Before cancer cells can metastasize, they need to enter a blood vessel or lymphatic. This is called lymphovascular invasion.
Lymphovascular invasion increases the risk that cancer cells will be found in a lymph node or a distant part of the body such as the lungs.
A margin is any tissue that has to be cut by the surgeon in order to remove the tumour from your body. A negative margin means that no cancer cells were seen at the cut edge of the tissue. In contrast, a positive margin means that cancer cells were seen at the cut edge of the tissue. If HSIL or dVIN are seen at the margin that will also be described in your report.

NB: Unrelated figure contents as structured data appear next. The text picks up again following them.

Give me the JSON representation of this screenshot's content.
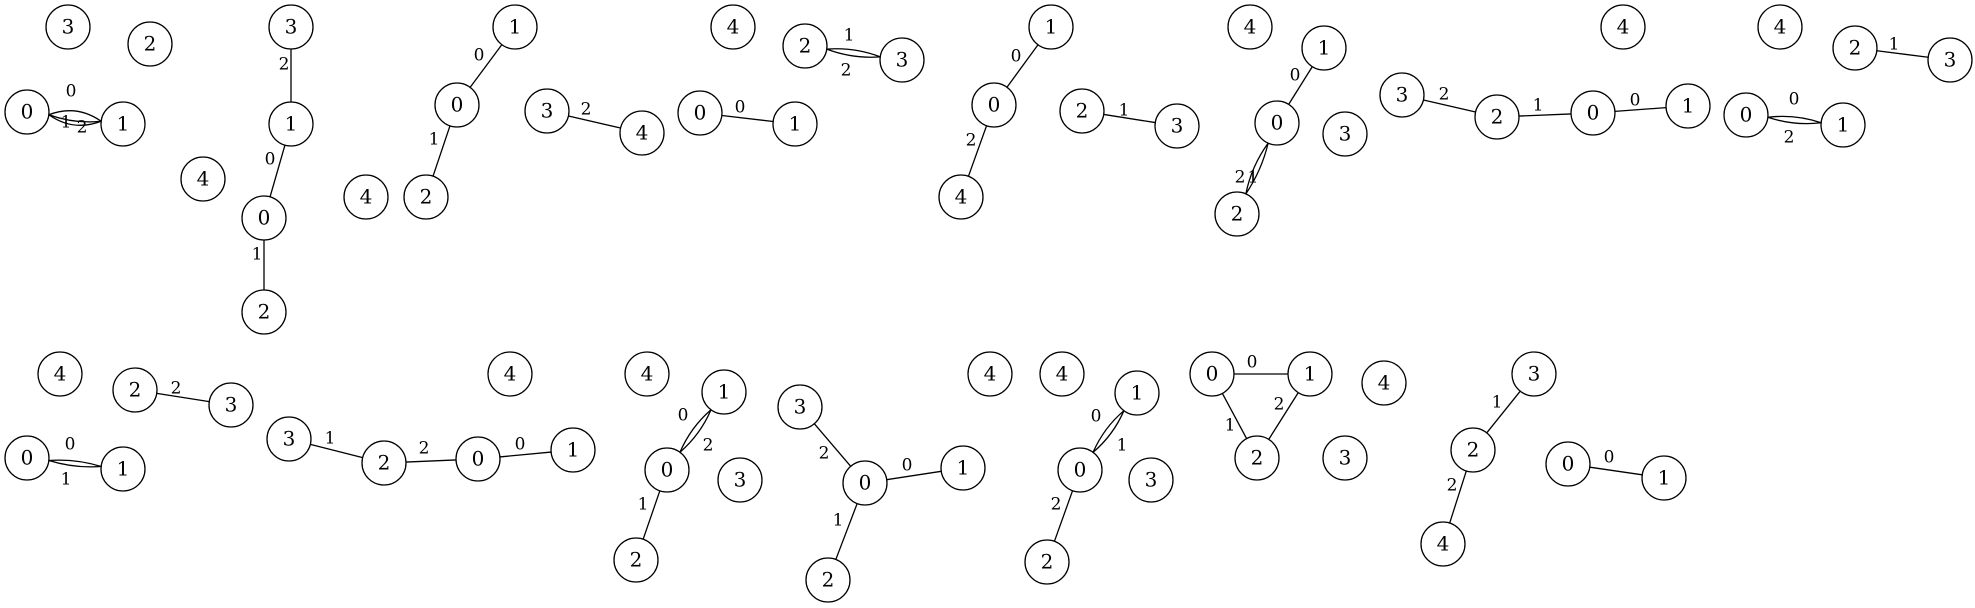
{
  "title": "",
  "node_radius_note": "",
  "graphs": [
    {
      "id": "g1",
      "nodes": [
        {
          "id": "0",
          "label": "0"
        },
        {
          "id": "1",
          "label": "1"
        },
        {
          "id": "2",
          "label": "2"
        },
        {
          "id": "3",
          "label": "3"
        },
        {
          "id": "4",
          "label": "4"
        }
      ],
      "edges": [
        {
          "from": "0",
          "to": "1",
          "label": "0"
        },
        {
          "from": "0",
          "to": "1",
          "label": "1"
        },
        {
          "from": "0",
          "to": "1",
          "label": "2"
        }
      ]
    },
    {
      "id": "g2",
      "nodes": [
        {
          "id": "0",
          "label": "0"
        },
        {
          "id": "1",
          "label": "1"
        },
        {
          "id": "2",
          "label": "2"
        },
        {
          "id": "3",
          "label": "3"
        }
      ],
      "edges": [
        {
          "from": "3",
          "to": "1",
          "label": "2"
        },
        {
          "from": "1",
          "to": "0",
          "label": "0"
        },
        {
          "from": "0",
          "to": "2",
          "label": "1"
        }
      ]
    },
    {
      "id": "g3",
      "nodes": [
        {
          "id": "1",
          "label": "1"
        },
        {
          "id": "0",
          "label": "0"
        },
        {
          "id": "2",
          "label": "2"
        },
        {
          "id": "4",
          "label": "4"
        }
      ],
      "edges": [
        {
          "from": "1",
          "to": "0",
          "label": "0"
        },
        {
          "from": "0",
          "to": "2",
          "label": "1"
        }
      ]
    },
    {
      "id": "g4",
      "nodes": [
        {
          "id": "3",
          "label": "3"
        },
        {
          "id": "4",
          "label": "4"
        }
      ],
      "edges": [
        {
          "from": "3",
          "to": "4",
          "label": "2"
        }
      ]
    },
    {
      "id": "g5",
      "nodes": [
        {
          "id": "4",
          "label": "4"
        },
        {
          "id": "2",
          "label": "2"
        },
        {
          "id": "3",
          "label": "3"
        },
        {
          "id": "0",
          "label": "0"
        },
        {
          "id": "1",
          "label": "1"
        }
      ],
      "edges": [
        {
          "from": "2",
          "to": "3",
          "label": "1"
        },
        {
          "from": "2",
          "to": "3",
          "label": "2"
        },
        {
          "from": "0",
          "to": "1",
          "label": "0"
        }
      ]
    },
    {
      "id": "g6",
      "nodes": [
        {
          "id": "1",
          "label": "1"
        },
        {
          "id": "0",
          "label": "0"
        },
        {
          "id": "4",
          "label": "4"
        },
        {
          "id": "2",
          "label": "2"
        },
        {
          "id": "3",
          "label": "3"
        }
      ],
      "edges": [
        {
          "from": "1",
          "to": "0",
          "label": "0"
        },
        {
          "from": "0",
          "to": "4",
          "label": "2"
        },
        {
          "from": "2",
          "to": "3",
          "label": "1"
        }
      ]
    },
    {
      "id": "g7",
      "nodes": [
        {
          "id": "4",
          "label": "4"
        },
        {
          "id": "1",
          "label": "1"
        },
        {
          "id": "0",
          "label": "0"
        },
        {
          "id": "3",
          "label": "3"
        },
        {
          "id": "2",
          "label": "2"
        }
      ],
      "edges": [
        {
          "from": "1",
          "to": "0",
          "label": "0"
        },
        {
          "from": "0",
          "to": "2",
          "label": "1"
        },
        {
          "from": "0",
          "to": "2",
          "label": "2"
        }
      ]
    },
    {
      "id": "g8",
      "nodes": [
        {
          "id": "3",
          "label": "3"
        },
        {
          "id": "2",
          "label": "2"
        },
        {
          "id": "0",
          "label": "0"
        },
        {
          "id": "1",
          "label": "1"
        }
      ],
      "edges": [
        {
          "from": "3",
          "to": "2",
          "label": "2"
        },
        {
          "from": "2",
          "to": "0",
          "label": "1"
        },
        {
          "from": "0",
          "to": "1",
          "label": "0"
        }
      ]
    },
    {
      "id": "g9",
      "nodes": [
        {
          "id": "4",
          "label": "4"
        },
        {
          "id": "0",
          "label": "0"
        },
        {
          "id": "1",
          "label": "1"
        }
      ],
      "edges": [
        {
          "from": "0",
          "to": "1",
          "label": "0"
        },
        {
          "from": "0",
          "to": "1",
          "label": "2"
        }
      ]
    },
    {
      "id": "g10",
      "nodes": [
        {
          "id": "4",
          "label": "4"
        },
        {
          "id": "2",
          "label": "2"
        },
        {
          "id": "3",
          "label": "3"
        }
      ],
      "edges": [
        {
          "from": "2",
          "to": "3",
          "label": "1"
        }
      ]
    },
    {
      "id": "g11",
      "nodes": [
        {
          "id": "4",
          "label": "4"
        },
        {
          "id": "2",
          "label": "2"
        },
        {
          "id": "3",
          "label": "3"
        },
        {
          "id": "0",
          "label": "0"
        },
        {
          "id": "1",
          "label": "1"
        }
      ],
      "edges": [
        {
          "from": "2",
          "to": "3",
          "label": "2"
        },
        {
          "from": "0",
          "to": "1",
          "label": "0"
        },
        {
          "from": "0",
          "to": "1",
          "label": "1"
        }
      ]
    },
    {
      "id": "g12",
      "nodes": [
        {
          "id": "3",
          "label": "3"
        },
        {
          "id": "2",
          "label": "2"
        },
        {
          "id": "0",
          "label": "0"
        },
        {
          "id": "1",
          "label": "1"
        },
        {
          "id": "4",
          "label": "4"
        }
      ],
      "edges": [
        {
          "from": "3",
          "to": "2",
          "label": "1"
        },
        {
          "from": "2",
          "to": "0",
          "label": "2"
        },
        {
          "from": "0",
          "to": "1",
          "label": "0"
        }
      ]
    },
    {
      "id": "g13",
      "nodes": [
        {
          "id": "4",
          "label": "4"
        },
        {
          "id": "1",
          "label": "1"
        },
        {
          "id": "0",
          "label": "0"
        },
        {
          "id": "3",
          "label": "3"
        },
        {
          "id": "2",
          "label": "2"
        }
      ],
      "edges": [
        {
          "from": "1",
          "to": "0",
          "label": "0"
        },
        {
          "from": "1",
          "to": "0",
          "label": "2"
        },
        {
          "from": "0",
          "to": "2",
          "label": "1"
        }
      ]
    },
    {
      "id": "g14",
      "nodes": [
        {
          "id": "3",
          "label": "3"
        },
        {
          "id": "0",
          "label": "0"
        },
        {
          "id": "1",
          "label": "1"
        },
        {
          "id": "2",
          "label": "2"
        },
        {
          "id": "4",
          "label": "4"
        }
      ],
      "edges": [
        {
          "from": "3",
          "to": "0",
          "label": "2"
        },
        {
          "from": "0",
          "to": "1",
          "label": "0"
        },
        {
          "from": "0",
          "to": "2",
          "label": "1"
        }
      ]
    },
    {
      "id": "g15",
      "nodes": [
        {
          "id": "4",
          "label": "4"
        },
        {
          "id": "1",
          "label": "1"
        },
        {
          "id": "0",
          "label": "0"
        },
        {
          "id": "3",
          "label": "3"
        },
        {
          "id": "2",
          "label": "2"
        }
      ],
      "edges": [
        {
          "from": "1",
          "to": "0",
          "label": "0"
        },
        {
          "from": "1",
          "to": "0",
          "label": "1"
        },
        {
          "from": "0",
          "to": "2",
          "label": "2"
        }
      ]
    },
    {
      "id": "g16",
      "nodes": [
        {
          "id": "0",
          "label": "0"
        },
        {
          "id": "1",
          "label": "1"
        },
        {
          "id": "2",
          "label": "2"
        },
        {
          "id": "4",
          "label": "4"
        },
        {
          "id": "3",
          "label": "3"
        }
      ],
      "edges": [
        {
          "from": "0",
          "to": "1",
          "label": "0"
        },
        {
          "from": "0",
          "to": "2",
          "label": "1"
        },
        {
          "from": "1",
          "to": "2",
          "label": "2"
        }
      ]
    },
    {
      "id": "g17",
      "nodes": [
        {
          "id": "3",
          "label": "3"
        },
        {
          "id": "2",
          "label": "2"
        },
        {
          "id": "4",
          "label": "4"
        },
        {
          "id": "0",
          "label": "0"
        },
        {
          "id": "1",
          "label": "1"
        }
      ],
      "edges": [
        {
          "from": "3",
          "to": "2",
          "label": "1"
        },
        {
          "from": "2",
          "to": "4",
          "label": "2"
        },
        {
          "from": "0",
          "to": "1",
          "label": "0"
        }
      ]
    }
  ]
}
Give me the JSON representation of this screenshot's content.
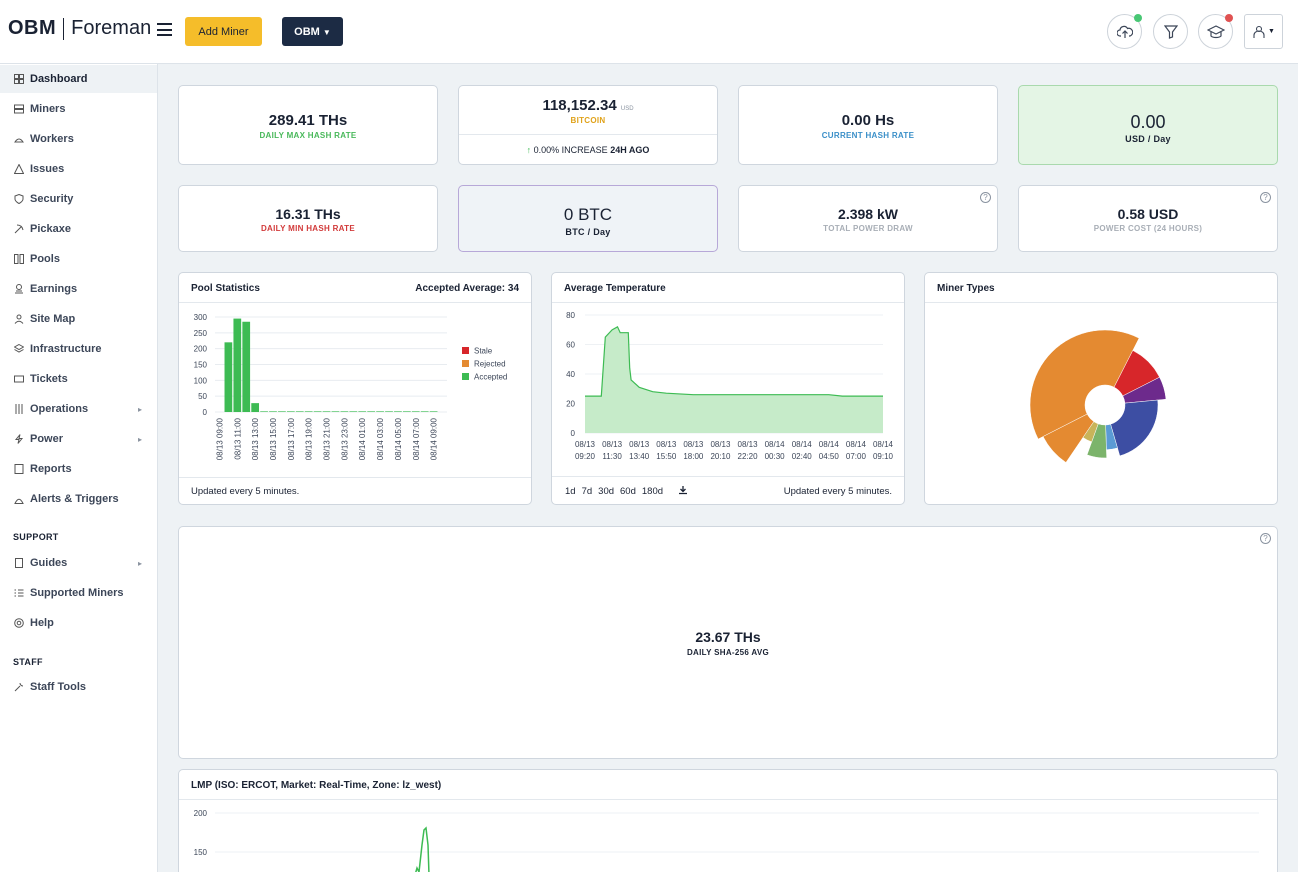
{
  "header": {
    "logo_left": "OBM",
    "logo_right": "Foreman",
    "add_miner": "Add Miner",
    "org_button": "OBM"
  },
  "colors": {
    "accent_yellow": "#f5bd2a",
    "navy": "#1c2b44",
    "green": "#3dbb53",
    "orange": "#e48a31",
    "red": "#d7262a",
    "purple": "#6d2a8c",
    "blue": "#3d4ea3"
  },
  "sidebar": {
    "items": [
      {
        "label": "Dashboard",
        "icon": "dashboard-icon"
      },
      {
        "label": "Miners",
        "icon": "server-icon"
      },
      {
        "label": "Workers",
        "icon": "workers-icon"
      },
      {
        "label": "Issues",
        "icon": "warning-icon"
      },
      {
        "label": "Security",
        "icon": "shield-icon"
      },
      {
        "label": "Pickaxe",
        "icon": "pickaxe-icon"
      },
      {
        "label": "Pools",
        "icon": "pools-icon"
      },
      {
        "label": "Earnings",
        "icon": "coins-icon"
      },
      {
        "label": "Site Map",
        "icon": "sitemap-icon"
      },
      {
        "label": "Infrastructure",
        "icon": "layers-icon"
      },
      {
        "label": "Tickets",
        "icon": "ticket-icon"
      },
      {
        "label": "Operations",
        "icon": "sliders-icon"
      },
      {
        "label": "Power",
        "icon": "bolt-icon"
      },
      {
        "label": "Reports",
        "icon": "report-icon"
      },
      {
        "label": "Alerts & Triggers",
        "icon": "alerts-icon"
      }
    ],
    "support_heading": "SUPPORT",
    "support_items": [
      {
        "label": "Guides",
        "icon": "book-icon"
      },
      {
        "label": "Supported Miners",
        "icon": "checklist-icon"
      },
      {
        "label": "Help",
        "icon": "lifebuoy-icon"
      }
    ],
    "staff_heading": "STAFF",
    "staff_items": [
      {
        "label": "Staff Tools",
        "icon": "tools-icon"
      }
    ]
  },
  "stats": {
    "max_hash": {
      "value": "289.41 THs",
      "label": "DAILY MAX HASH RATE"
    },
    "bitcoin": {
      "value": "118,152.34",
      "unit": "USD",
      "label": "BITCOIN",
      "change": "0.00% INCREASE",
      "period": "24H AGO"
    },
    "current_hash": {
      "value": "0.00 Hs",
      "label": "CURRENT HASH RATE"
    },
    "usd_day": {
      "value": "0.00",
      "label": "USD / Day"
    },
    "min_hash": {
      "value": "16.31 THs",
      "label": "DAILY MIN HASH RATE"
    },
    "btc_day": {
      "value": "0 BTC",
      "label": "BTC / Day"
    },
    "power_draw": {
      "value": "2.398 kW",
      "label": "TOTAL POWER DRAW"
    },
    "power_cost": {
      "value": "0.58 USD",
      "label": "POWER COST (24 HOURS)"
    }
  },
  "pool_panel": {
    "title": "Pool Statistics",
    "accepted_avg": "Accepted Average: 34",
    "footer": "Updated every 5 minutes.",
    "legend": [
      "Stale",
      "Rejected",
      "Accepted"
    ]
  },
  "temp_panel": {
    "title": "Average Temperature",
    "ranges": [
      "1d",
      "7d",
      "30d",
      "60d",
      "180d"
    ],
    "footer": "Updated every 5 minutes."
  },
  "miner_panel": {
    "title": "Miner Types"
  },
  "sha_panel": {
    "value": "23.67 THs",
    "label": "DAILY SHA-256 AVG"
  },
  "lmp_panel": {
    "title": "LMP (ISO: ERCOT, Market: Real-Time, Zone: lz_west)"
  },
  "chart_data": [
    {
      "type": "bar",
      "title": "Pool Statistics",
      "categories": [
        "08/13 09:00",
        "08/13 10:00",
        "08/13 11:00",
        "08/13 12:00",
        "08/13 13:00",
        "08/13 14:00",
        "08/13 15:00",
        "08/13 16:00",
        "08/13 17:00",
        "08/13 18:00",
        "08/13 19:00",
        "08/13 20:00",
        "08/13 21:00",
        "08/13 22:00",
        "08/13 23:00",
        "08/14 00:00",
        "08/14 01:00",
        "08/14 02:00",
        "08/14 03:00",
        "08/14 04:00",
        "08/14 05:00",
        "08/14 06:00",
        "08/14 07:00",
        "08/14 08:00",
        "08/14 09:00",
        "08/14 10:00"
      ],
      "tick_labels": [
        "08/13 09:00",
        "08/13 11:00",
        "08/13 13:00",
        "08/13 15:00",
        "08/13 17:00",
        "08/13 19:00",
        "08/13 21:00",
        "08/13 23:00",
        "08/14 01:00",
        "08/14 03:00",
        "08/14 05:00",
        "08/14 07:00",
        "08/14 09:00"
      ],
      "series": [
        {
          "name": "Accepted",
          "values": [
            0,
            220,
            295,
            285,
            28,
            2,
            2,
            2,
            2,
            2,
            2,
            2,
            2,
            2,
            2,
            2,
            2,
            2,
            2,
            2,
            2,
            2,
            2,
            2,
            2,
            0
          ]
        },
        {
          "name": "Rejected",
          "values": [
            0,
            0,
            0,
            0,
            0,
            0,
            0,
            0,
            0,
            0,
            0,
            0,
            0,
            0,
            0,
            0,
            0,
            0,
            0,
            0,
            0,
            0,
            0,
            0,
            0,
            0
          ]
        },
        {
          "name": "Stale",
          "values": [
            0,
            0,
            0,
            0,
            0,
            0,
            0,
            0,
            0,
            0,
            0,
            0,
            0,
            0,
            0,
            0,
            0,
            0,
            0,
            0,
            0,
            0,
            0,
            0,
            0,
            0
          ]
        }
      ],
      "y_ticks": [
        0,
        50,
        100,
        150,
        200,
        250,
        300
      ],
      "ylim": [
        0,
        300
      ],
      "legend": "right"
    },
    {
      "type": "area",
      "title": "Average Temperature",
      "x_labels": [
        [
          "08/13",
          "09:20"
        ],
        [
          "08/13",
          "11:30"
        ],
        [
          "08/13",
          "13:40"
        ],
        [
          "08/13",
          "15:50"
        ],
        [
          "08/13",
          "18:00"
        ],
        [
          "08/13",
          "20:10"
        ],
        [
          "08/13",
          "22:20"
        ],
        [
          "08/14",
          "00:30"
        ],
        [
          "08/14",
          "02:40"
        ],
        [
          "08/14",
          "04:50"
        ],
        [
          "08/14",
          "07:00"
        ],
        [
          "08/14",
          "09:10"
        ]
      ],
      "x": [
        0,
        0.5,
        0.6,
        0.75,
        1.0,
        1.2,
        1.3,
        1.5,
        1.6,
        1.65,
        1.7,
        2.0,
        2.5,
        3.0,
        4.0,
        5.0,
        6.0,
        7.0,
        8.0,
        9.0,
        9.5,
        10.0,
        11.0
      ],
      "y": [
        25,
        25,
        25,
        65,
        70,
        72,
        68,
        68,
        68,
        44,
        36,
        31,
        28,
        27,
        26,
        26,
        26,
        26,
        26,
        26,
        25,
        25,
        25
      ],
      "y_ticks": [
        0,
        20,
        40,
        60,
        80
      ],
      "ylim": [
        0,
        80
      ]
    },
    {
      "type": "pie",
      "title": "Miner Types",
      "slices": [
        {
          "value": 40,
          "color": "#e48a31",
          "radius": 1.0
        },
        {
          "value": 10,
          "color": "#d7262a",
          "radius": 0.75
        },
        {
          "value": 6,
          "color": "#6d2a8c",
          "radius": 0.75
        },
        {
          "value": 22,
          "color": "#3d4ea3",
          "radius": 0.6
        },
        {
          "value": 4,
          "color": "#5b9bd5",
          "radius": 0.45
        },
        {
          "value": 6,
          "color": "#7cb46b",
          "radius": 0.6
        },
        {
          "value": 4,
          "color": "#c9b45a",
          "radius": 0.35
        },
        {
          "value": 8,
          "color": "#e48a31",
          "radius": 0.9
        }
      ]
    },
    {
      "type": "line",
      "title": "LMP (ISO: ERCOT, Market: Real-Time, Zone: lz_west)",
      "y_ticks": [
        150,
        200
      ]
    }
  ]
}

A positive margin increases the risk that the tumour will grow back in that location.
Lymph nodes are small immune organs located throughout the body. Cancer cells can travel from the tumour to a lymph node through lymphatic channels located in and around the tumour (see Lymphovascular invasion above). The movement of cancer cells from the tumour to a lymph node is called a metastasis.
Most reports include the total number of lymph nodes examined and the number, if any, that contain cancer cells.
Your pathologist will carefully examine all lymph nodes for cancer cells. Lymph nodes that contain cancer cells are often called positive while those that do not contain any cancer cells are called negative.
Isolated tumour cells are a group of a cancer cells found in a lymph node that measure less than 0.2 millimeter in size.
Finding cancer cells in a lymph node is associated with a higher risk that the cancer cells will be found in other lymph nodes or in a distant organ such as the lungs. The risk is less if only isolated tumour cells were found.
The pathologic stage for squamous cell carcinoma of the vulva is based on the TNM staging system, an internationally recognized system originally created by the American Joint Committee on Cancer.
This system uses information about the primary tumour (T), lymph nodes (N), and distant metastatic disease (M) to determine the complete pathologic stage (pTNM). Your pathologist will examine the tissue submitted and give each part a number. In general, a higher number means more advanced disease and worse prognosis.
Tumour stage (pT) for squamous cell carcinoma
Squamous cell carcinoma is given a tumour stage between 1 and 3. Your pathologist will look for three features in order to determine the tumour stage:
1. The size of the tumour.
2. Depth of invasion (see Tumour size above).
3. Tumor extension which is the spread of cancer cells into nearby tissues including the urethra, vagina, bladder or rectum.
Nodal stage (pN) for squamous cell carcinoma
Squamous cell carcinoma is given a nodal stage of 0 or 3 based on the number of lymph nodes involved by cancer and the size of the cancer in the lymph nodes.
If no cancer cells are seen in any of the lymph nodes examined, the nodal stage is N0. Lymph nodes with isolated tumour cells are also given an nodal stage of N0.
If no lymph nodes are submitted for pathological examination, the nodal stage cannot be determined and the nodal stage is listed as NX.
Metastatic stage (pM) for squamous cell carcinoma
Squamous cell carcinoma is given an metastatic stage of 0 or 1 based on the presence of cancer cells at a distant site in the body (for example the lungs). The metastatic stage can only be assigned if tissue from a distant site is submitted for pathological examination. Because this tissue is rarely present, the metastatic stage cannot be determined and is listed as MX.